Les seuls à avoir compris cette diversité, dit Bernard, sont : Lu Gaw pour les groupes de danse (ils ont des costumes et ne font pas tous les mêmes choses), et Fanny Thibout pour la manière dont elle a mené son travail de collectage reproduit dans la Lyre malmédienne (et elle cite toutes ses sources !).
Puisqu’on en arrive au collectage, parlons-en. Rue du Village en a fait, de même que les Scafoteûs, comme il est possible d’en faire en Brabant wallon. Les personnes les plus vielles se font rares, et avec elles les souvenirs de la fin du siècle passé. Actuellement, les souvenirs remontent en général à la période postérieure à 14-18.
Cela pose un problème, car les danses wallonnes ont été vite remplacées (plus vite que les flamandes) par le bal champêtre. Il faut voir dans ce phénomène l’influence des grandes villes dans le type de vie : on s’est tourné vers le beau monde, vers les danses de salon ((quadrilles, polkas, etc.) Le matériel recueilli par Rue du Village et les Scafoteûs d’Notes rassemble en tout cas le répertoire brabançon wallon sauvé de l’oubli.
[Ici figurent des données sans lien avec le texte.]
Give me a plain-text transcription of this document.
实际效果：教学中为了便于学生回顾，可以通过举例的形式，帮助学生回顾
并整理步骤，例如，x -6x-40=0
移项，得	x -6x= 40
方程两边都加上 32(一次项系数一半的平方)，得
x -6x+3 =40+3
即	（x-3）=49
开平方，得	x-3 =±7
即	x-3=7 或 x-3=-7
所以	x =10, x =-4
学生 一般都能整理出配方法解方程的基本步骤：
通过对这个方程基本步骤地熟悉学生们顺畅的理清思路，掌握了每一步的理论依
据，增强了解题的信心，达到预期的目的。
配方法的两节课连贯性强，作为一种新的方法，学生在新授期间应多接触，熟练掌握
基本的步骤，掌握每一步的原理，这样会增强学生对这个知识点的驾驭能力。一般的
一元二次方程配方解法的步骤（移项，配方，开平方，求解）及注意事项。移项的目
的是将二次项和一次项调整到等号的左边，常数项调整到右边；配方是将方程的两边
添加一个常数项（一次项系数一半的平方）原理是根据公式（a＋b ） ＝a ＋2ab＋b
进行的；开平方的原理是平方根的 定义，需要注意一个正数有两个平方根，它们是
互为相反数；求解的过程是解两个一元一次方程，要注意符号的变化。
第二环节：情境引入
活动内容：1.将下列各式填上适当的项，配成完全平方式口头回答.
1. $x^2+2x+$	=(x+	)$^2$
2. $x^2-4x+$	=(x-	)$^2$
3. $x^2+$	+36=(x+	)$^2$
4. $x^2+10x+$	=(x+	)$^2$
Pour ce qui est de la Wallonie, il n’y a plus rien de sûr quant au style ou à la danse. Mais il y a quand même des vraisemblances. Quelques témoignages musicaux existent, qu’il faut écouter avec attention. Ainsi on possède par exemple des enregistrement des violoneux Schmitz et Charneux (à noter qu’ils jouaient tous les deux en doubles cordes). Mais on oublie généralement que Schmitz n’avait pas joué pour le bal; et concernant Charneux, on avait retenu de lui qu’il jouait faux (donc c’était folklorique de jouer faux !!) , mais personne n’avait remarqué son coup d’archet!
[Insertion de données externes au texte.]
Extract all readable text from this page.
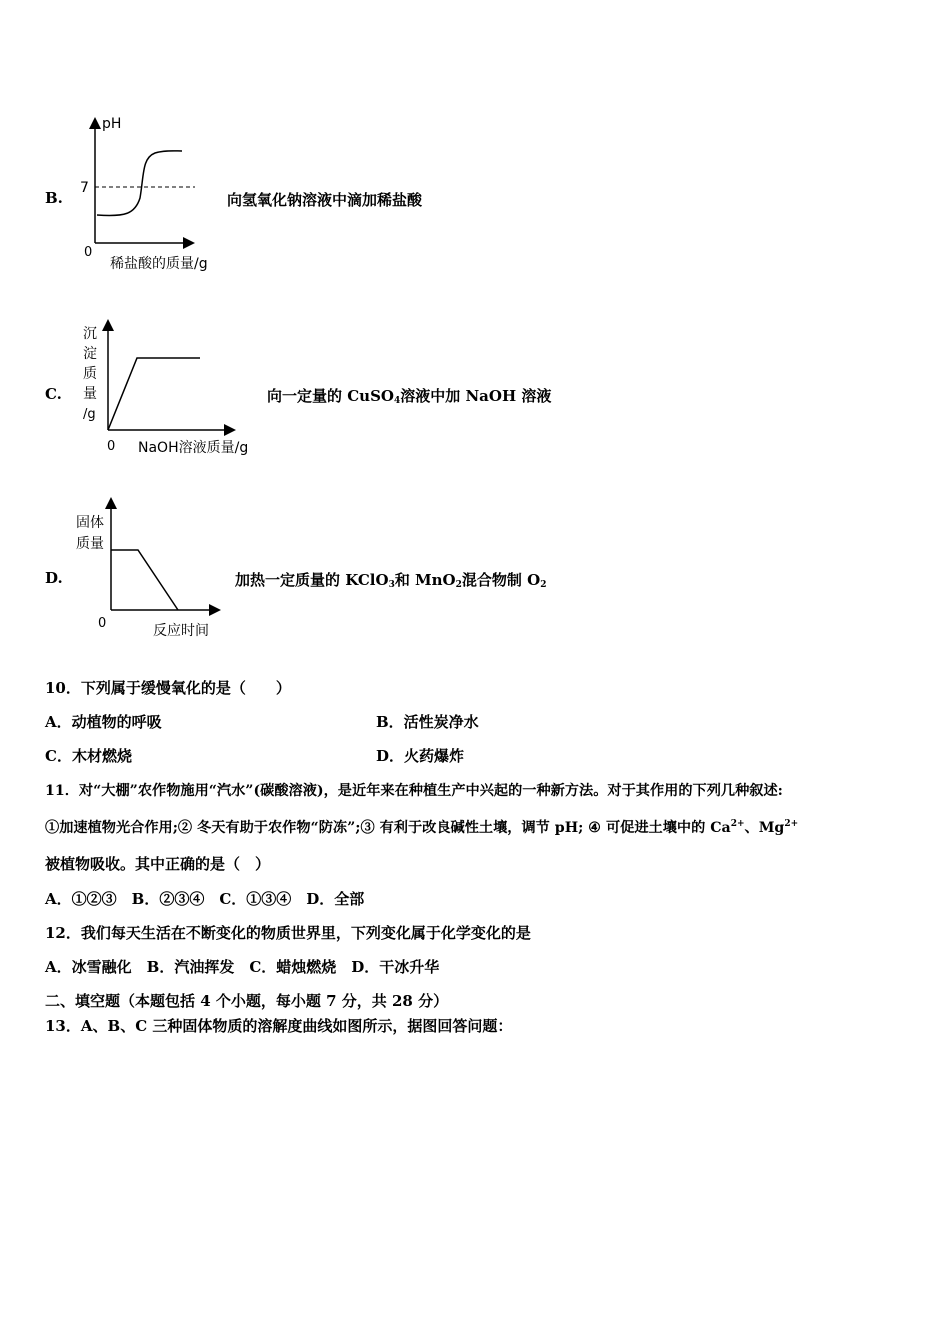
B.
pH
7
0
稀盐酸的质量/g
向氢氧化钠溶液中滴加稀盐酸
C.
沉
淀
质
量
/g
0 NaOH溶液质量/g
向一定量的 CuSO$_4$溶液中加 NaOH 溶液
D.
固体
质量
0	反应时间
加热一定质量的 KClO$_3$和 MnO$_2$混合物制 $O_2$
10．下列属于缓慢氧化的是（　　）
A．动植物的呼吸	B．活性炭净水
C．木材燃烧	D．火药爆炸
11．对“大棚”农作物施用“汽水”(碳酸溶液)，是近年来在种植生产中兴起的一种新方法。对于其作用的下列几种叙述:
①加速植物光合作用;② 冬天有助于农作物“防冻”;③ 有利于改良碱性土壤，调节 pH; ④ 可促进土壤中的 $Ca^{2+}$、$Mg^{2+}$
被植物吸收。其中正确的是（　）
A．①②③　B．②③④　C．①③④　D．全部
12．我们每天生活在不断变化的物质世界里，下列变化属于化学变化的是
A．冰雪融化　B．汽油挥发　C．蜡烛燃烧　D．干冰升华
二、填空题（本题包括 4 个小题，每小题 7 分，共 28 分）
13．A、B、C 三种固体物质的溶解度曲线如图所示，据图回答问题：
Depuis huit ans, le style wallon n’a pas évolué. C’est dommage. II mérite mieux. Jadis, la réputation des violoneux wallons s’étendait jusqu’en Scandinavie, au point que maintenant on se bat pour aller rechercher des violoneux de souche wallonne en Suède. Le folklore n’est pas une question de répertoire, mais de style instrumental !
Une idée serait de faire rejouer de vieux airs par un orchestre de bal champêtre (cornet à pistons, bugle, trombone, tuba). Cette idée, les Scafoteûs et Rue du Village l’ont en partie réalisée, non sans difficulté.
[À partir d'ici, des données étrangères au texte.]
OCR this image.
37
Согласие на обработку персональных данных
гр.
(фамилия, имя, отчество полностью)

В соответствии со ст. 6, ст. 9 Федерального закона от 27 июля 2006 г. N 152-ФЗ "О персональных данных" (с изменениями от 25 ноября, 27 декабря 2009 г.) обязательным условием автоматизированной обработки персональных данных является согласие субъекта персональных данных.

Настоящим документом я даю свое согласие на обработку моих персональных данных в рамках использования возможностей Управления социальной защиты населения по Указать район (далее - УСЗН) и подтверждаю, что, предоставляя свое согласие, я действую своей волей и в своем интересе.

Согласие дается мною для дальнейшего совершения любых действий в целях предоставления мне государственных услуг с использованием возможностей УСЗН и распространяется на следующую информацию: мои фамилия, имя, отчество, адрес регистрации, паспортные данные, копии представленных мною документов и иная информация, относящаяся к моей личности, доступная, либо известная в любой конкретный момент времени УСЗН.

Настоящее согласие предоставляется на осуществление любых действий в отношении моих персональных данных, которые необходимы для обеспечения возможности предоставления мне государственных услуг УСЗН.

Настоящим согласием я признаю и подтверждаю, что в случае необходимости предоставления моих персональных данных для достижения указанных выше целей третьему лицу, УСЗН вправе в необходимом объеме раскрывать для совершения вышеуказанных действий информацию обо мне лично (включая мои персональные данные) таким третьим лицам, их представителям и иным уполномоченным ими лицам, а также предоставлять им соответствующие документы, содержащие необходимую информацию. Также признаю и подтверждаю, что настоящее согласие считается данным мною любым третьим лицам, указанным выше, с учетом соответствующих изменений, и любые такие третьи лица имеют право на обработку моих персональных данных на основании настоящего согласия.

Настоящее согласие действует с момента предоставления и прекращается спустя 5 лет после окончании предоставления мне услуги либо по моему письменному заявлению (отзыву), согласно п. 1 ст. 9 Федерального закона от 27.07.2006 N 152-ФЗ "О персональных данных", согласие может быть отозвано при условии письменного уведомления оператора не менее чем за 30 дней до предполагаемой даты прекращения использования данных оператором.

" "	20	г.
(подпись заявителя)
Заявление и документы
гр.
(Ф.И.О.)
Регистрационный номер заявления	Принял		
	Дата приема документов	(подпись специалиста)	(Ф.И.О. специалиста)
La difficulté en l’occurrence est double : les bons musiciens se font vieux et rares et sont de ce fait fort sollicités par les fanfares. Ils sont donc peu disponibles, d’autant moins qu’ils ont évidemment leur vie à eux (l’épouse ne voit pas toujours d’un bon œil son mari partir le soir: « Tu es sûr que ça n’est pas pour aller au café ? ») D’autre part, ces musiciens sont convaincus que ce temps-là est passé pour de bon, que les gens ne danseront plus sur de vieux airs wallons : ils préfèrent jouer des airs américains, du « jazz » … et même s’ils voient un jour un public danser sur des airs wallons, ils restent sceptiques et ancrés dans leurs convictions …récentes.
Une formation de ce genre a néanmoins joué de tels airs et a été enregistrée par deux fois, à l’initiative des deux groupes. (Deux pièces figurent sur un disque de la série « Anthologie du Folklore wallon »). Et si un jour Rue du Village sort un disque, des extraits du second enregistrement y figureront.